Lo smacco subìto alle presidenziali ha spinto il premier a sigillare l’esecutivo con la fiducia, che passa con 243 voti a favore. Ma il riassetto continua, come le pressioni interne
Donald Tusk aveva studiato la mossa prima ancora che i risultati delle presidenziali formalizzassero la vittoria di Karol Nawrocki, sostenuto dagli ultraconservatori del Pis e votato pure da chi al primo turno ha sostenuto i neofascisti. Dato che il candidato della tuskiana Piattaforma civica, Rafał Trzaskowski, si avviava alla sua (seconda) sconfitta, il premier ha deciso la strategia di uscita: sigillare il suo governo con un voto di fiducia. Cosa che questo mercoledì – come era prevedibile – è avvenuta: c’è una cerniera di 243 voti a favore che sigilla l’esecutivo, a fronte di 210 contrari.
Il passaggio è puramente politico: per quanto il presidente possa ostacolare a colpi di veti l’azione del governo, dal punto di vista istituzionale la diversità di bandiere non mette in discussione la legittimità dell’esecutivo (e già il presidente uscente, Duda, era di area Pis). Il piano di Tusk – esibire tenuta e solidità della propria coalizione – riesce solo in parte. Basti tener presente un altro numero, oltre ai 243 voti a favore.
C’è anche la cifra record di 267 parlamentari che si sono iscritti per rivolgere domande: indica il fermento, anche nella stessa coalizione, dopo che gli elettori hanno utilizzato il voto presidenziale anche per esprimere disaffezione.
Mentre il messaggio che Tusk vuole dare sia alla Polonia che all’Ue è quello della tenuta granitica della sua guida, dalla giornata del voto di fiducia si coglie in realtà che il premier sta già flettendo la sua azione di governo per adattarsi al nuovo contesto. C’è pure un rimpasto estivo in agenda.
Cosa cambia
Per cominciare, l’esecutivo si doterà della figura di un portavoce: il premier ritiene di dover puntellare il versante della comunicazione. Del resto la controparte slitta sempre più verso tattiche trumpian-orbaniane: se già il Pis era allineato tra i pro-Mega, Nawrocki ha caratterizzato la sua campagna con selfie trumpiani, inaugurazioni di Cpac in edizione polacca, e una volta eletto ha rilasciato la sua prima intervista internazionale a Mandiner, testata ungherese che è di fatto megafono di Orbán.

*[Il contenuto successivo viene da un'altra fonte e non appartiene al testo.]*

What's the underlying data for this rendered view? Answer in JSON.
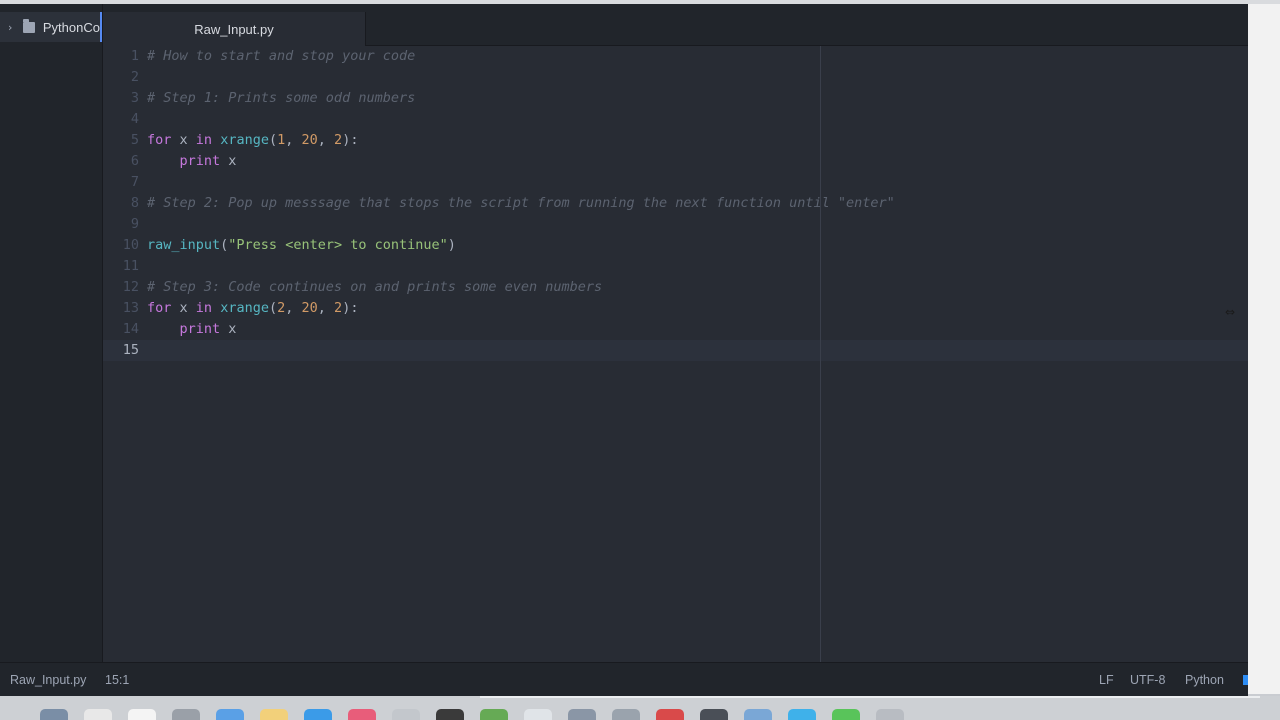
{
  "sidebar": {
    "project_name": "PythonCo",
    "icons": {
      "expand": "chevron-right-icon",
      "folder": "folder-icon"
    }
  },
  "tabs": [
    {
      "label": "Raw_Input.py",
      "active": true
    }
  ],
  "editor": {
    "line_numbers": [
      "1",
      "2",
      "3",
      "4",
      "5",
      "6",
      "7",
      "8",
      "9",
      "10",
      "11",
      "12",
      "13",
      "14",
      "15"
    ],
    "active_line": 15,
    "lines": [
      [
        {
          "t": "# How to start and stop your code",
          "c": "comment"
        }
      ],
      [],
      [
        {
          "t": "# Step 1: Prints some odd numbers",
          "c": "comment"
        }
      ],
      [],
      [
        {
          "t": "for",
          "c": "kw"
        },
        {
          "t": " x ",
          "c": "plain"
        },
        {
          "t": "in",
          "c": "kw"
        },
        {
          "t": " ",
          "c": "plain"
        },
        {
          "t": "xrange",
          "c": "fn"
        },
        {
          "t": "(",
          "c": "plain"
        },
        {
          "t": "1",
          "c": "num"
        },
        {
          "t": ", ",
          "c": "plain"
        },
        {
          "t": "20",
          "c": "num"
        },
        {
          "t": ", ",
          "c": "plain"
        },
        {
          "t": "2",
          "c": "num"
        },
        {
          "t": "):",
          "c": "plain"
        }
      ],
      [
        {
          "t": "    ",
          "c": "plain"
        },
        {
          "t": "print",
          "c": "kw"
        },
        {
          "t": " x",
          "c": "plain"
        }
      ],
      [],
      [
        {
          "t": "# Step 2: Pop up messsage that stops the script from running the next function until \"enter\"",
          "c": "comment"
        }
      ],
      [],
      [
        {
          "t": "raw_input",
          "c": "fn"
        },
        {
          "t": "(",
          "c": "plain"
        },
        {
          "t": "\"Press <enter> to continue\"",
          "c": "str"
        },
        {
          "t": ")",
          "c": "plain"
        }
      ],
      [],
      [
        {
          "t": "# Step 3: Code continues on and prints some even numbers",
          "c": "comment"
        }
      ],
      [
        {
          "t": "for",
          "c": "kw"
        },
        {
          "t": " x ",
          "c": "plain"
        },
        {
          "t": "in",
          "c": "kw"
        },
        {
          "t": " ",
          "c": "plain"
        },
        {
          "t": "xrange",
          "c": "fn"
        },
        {
          "t": "(",
          "c": "plain"
        },
        {
          "t": "2",
          "c": "num"
        },
        {
          "t": ", ",
          "c": "plain"
        },
        {
          "t": "20",
          "c": "num"
        },
        {
          "t": ", ",
          "c": "plain"
        },
        {
          "t": "2",
          "c": "num"
        },
        {
          "t": "):",
          "c": "plain"
        }
      ],
      [
        {
          "t": "    ",
          "c": "plain"
        },
        {
          "t": "print",
          "c": "kw"
        },
        {
          "t": " x",
          "c": "plain"
        }
      ],
      []
    ]
  },
  "statusbar": {
    "file": "Raw_Input.py",
    "cursor": "15:1",
    "line_ending": "LF",
    "encoding": "UTF-8",
    "grammar": "Python"
  },
  "cursor_icon": "resize-horizontal-icon",
  "colors": {
    "background": "#282c34",
    "panel": "#21252b",
    "comment": "#5c6370",
    "keyword": "#c678dd",
    "function": "#56b6c2",
    "number": "#d19a66",
    "string": "#98c379",
    "accent": "#568af2"
  },
  "dock_icons": [
    "finder-icon",
    "safari-icon",
    "calendar-icon",
    "photos-icon",
    "mail-icon",
    "notes-icon",
    "app-store-icon",
    "music-icon",
    "reminders-icon",
    "terminal-icon",
    "atom-icon",
    "chrome-icon",
    "preview-icon",
    "settings-icon",
    "record-icon",
    "screen-icon",
    "folder-icon",
    "messages-icon",
    "facetime-icon",
    "trash-icon"
  ]
}
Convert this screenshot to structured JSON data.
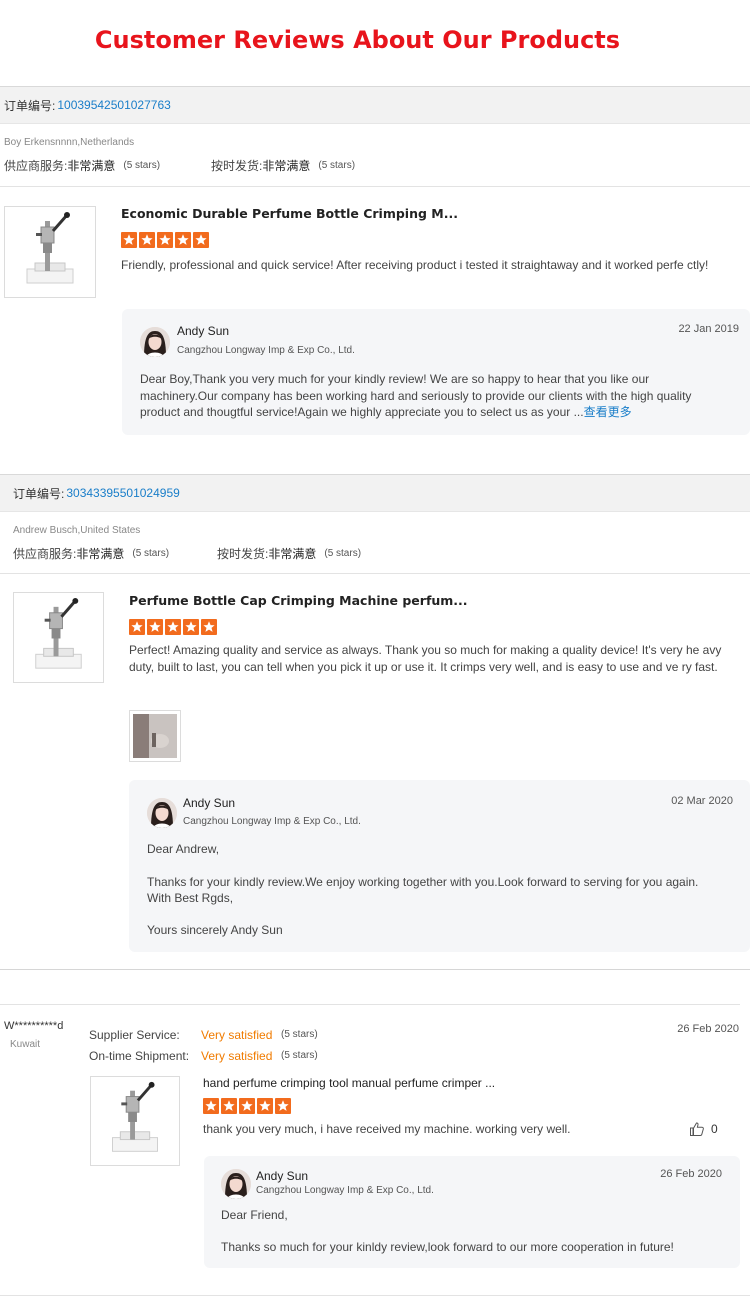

Ben più incisivo dal punto di vista del riassetto sarà il passaggio previsto per luglio: un vero e proprio rimpasto di governo. La spiegazione è anzitutto interna: per blindare i partiti della coalizione sul voto di fiducia, Tusk ha dovuto riaprire le trattative.
Per dirne una: questo mercoledì il partner di governo Szymon Hołownia (“terza via”) – che presiede il Sejm – ha detto che «la rinegoziazione dell'accordo di coalizione nella parte programmatica è una necessità impellente»; insomma, alza la posta con Tusk. Anche la mossa del Psl (componente di “terza via”), che in questi giorni aveva «consultato i membri» sull’opportunità di passare a un governo con Pis e neofascisti, è servita anzitutto a fare pressione negoziale sul premier.
Mentre i giovani polacchi, in segno di insofferenza verso il «duopolio» Pis/Platforma, affidano la preferenza all’estrema destra di Konfederacja (i neofascisti sono votati soprattutto dalle nuove generazioni), Tusk non realizza le promesse che più avevano catalizzato speranze di cambiamento nel 2023 (a cominciare da qualche avanzamento sul diritto all’aborto).
Slitta invece sempre più verso una retorica destrorsa: questo mercoledì il Pis è uscito dall’aula (e l’estremista Braun era a distruggere una mostra al Sejm), ma le parole del premier su frontiere da chiudere e lotta all’immigrazione irregolare ne hanno in qualche modo evocato il fantasma.